Profane Nexus s'annonce cool. Ultra classique comme attendu mais costaud, comme les derniers albums. C'est à partir du fantomatique "The Horns Of Gefrin" où il n'y a rien à retenir que les choses se gâtent. Bien trop quelconque pour du Incantation! "Incorporeal Despair", un des titres les plus abyssaux (na bisso) du combo viendra remonter la pente, notamment grâce à ses petites touches "fraîches" évoquées plus haut avant que l'ennui revienne sur "Xipe Totec", morceau expéditif d'une minute. Le "Blissful Bloodshower" de
Profane Nexus, en nettement moins marquant. "Lus Sepulcri" se fait tout aussi transparent, lui sur plus de quatre minutes. Pas mauvais, j'insiste bien là-dessus, mais merde, c'est Incantation quoi, ils ont su faire tellement mieux! On dirait un de ces milliers de groupes souvent quelconques qu'ils ont influencés! Autant dire que l'interlude samplé "Stormgate Convulsions From The Thunderous Shores Of Infernal Realms Beyond The Grace Of God" ne brille que par son titre à rallonge. Une piste minimaliste placée pour accentuer l'atmosphère oppressante angoissante qui s'avère surtout inutile. L'ambiance est déjà là, pas besoin d'en rajouter! Par chance, la fin de l'opus se montre plus inspirée entre "Messiah Nostrum" qui joue bien sur l'alternance bourrin/plombé en offrant surtout de bons riffs et de bonnes mélodies dark, "Omens To The Altar Of Onyx", malgré le manque d'evilness, bien old-school avec un petit côté Asphyx pas déplaisant, et "Ancient Arise" qui clôt l'album sur une note doom bienvenue grâce à cette mélodie triste lancinante, même si le titre traîne trop en longueur. Il s'agit toutefois d'une nouvelle preuve qu'Incantation se débrouille désormais mieux dans le doom/death que dans le death de bouc qui bourre.

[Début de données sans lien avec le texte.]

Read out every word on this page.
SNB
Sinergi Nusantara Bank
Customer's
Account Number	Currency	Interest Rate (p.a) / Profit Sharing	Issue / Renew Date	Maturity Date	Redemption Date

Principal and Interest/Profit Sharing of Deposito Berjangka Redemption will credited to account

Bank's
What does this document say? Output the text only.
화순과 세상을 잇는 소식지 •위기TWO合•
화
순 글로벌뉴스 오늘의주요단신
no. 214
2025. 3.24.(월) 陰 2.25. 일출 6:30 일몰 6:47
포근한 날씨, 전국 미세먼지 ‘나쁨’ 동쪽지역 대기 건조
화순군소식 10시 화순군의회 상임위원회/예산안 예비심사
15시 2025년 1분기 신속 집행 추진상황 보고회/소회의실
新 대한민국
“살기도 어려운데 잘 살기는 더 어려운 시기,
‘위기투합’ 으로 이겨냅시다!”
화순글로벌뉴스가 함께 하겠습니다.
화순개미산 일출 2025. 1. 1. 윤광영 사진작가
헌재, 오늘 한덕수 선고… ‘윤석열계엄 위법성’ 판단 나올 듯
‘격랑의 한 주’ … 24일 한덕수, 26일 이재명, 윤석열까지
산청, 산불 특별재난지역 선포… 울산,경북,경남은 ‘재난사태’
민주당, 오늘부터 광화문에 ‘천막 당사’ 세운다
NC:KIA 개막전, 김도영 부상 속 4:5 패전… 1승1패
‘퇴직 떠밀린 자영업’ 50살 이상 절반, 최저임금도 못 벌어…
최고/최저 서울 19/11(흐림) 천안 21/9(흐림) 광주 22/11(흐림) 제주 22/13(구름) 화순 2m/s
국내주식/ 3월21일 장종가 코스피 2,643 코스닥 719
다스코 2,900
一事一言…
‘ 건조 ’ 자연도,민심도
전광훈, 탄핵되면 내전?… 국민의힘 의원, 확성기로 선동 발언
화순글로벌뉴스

Me voilà donc forcément un peu déçu par un de mes groupes préférés. J'ai bien conscience depuis déjà un moment qu'Incantation ne retrouvera jamais le niveau de
Onward To Golgotha,
Mortal Throne Of Nazarene,
Diabolical Conquest ou plus récemment
Blasphemy. Le groupe continuait cependant de sortir des albums méritants qui ne faisaient pas tâche dans sa longue discographie. Pas que
Profane Nexus fasse vraiment tâche lui, n'exagérons rien, mais il se place sans doute comme l'album le plus faible qu'ait jamais composé la formation. Je n'irai pas jusqu'à dire mauvais car Incantation en est incapable, mais passable, oui. Trop de riffs génériques, de micros solos sans intérêt. Les morceaux sont courts, peu développés, vite expédiés, peu passionnants. Si ça passe toujours car Incantation reste Incantation, avec ce petit truc dans l'écriture et cette aura légendaire protectrice, son death metal autrefois impérial, conquérant et diabolique se fait de plus en plus insignifiant et de moins en moins inspiré. On se consolera en se disant que les deux tiers des pistes restent corrects, que la production est nickel, que les passages doomy font bien frissonner, que ça bourre toujours comme il faut et que la passion reste intacte. Presque le plus important, au final, pour un groupe qui n'a plus rien à prouver et auquel je resterai profondément attaché, quoiqu'il advienne.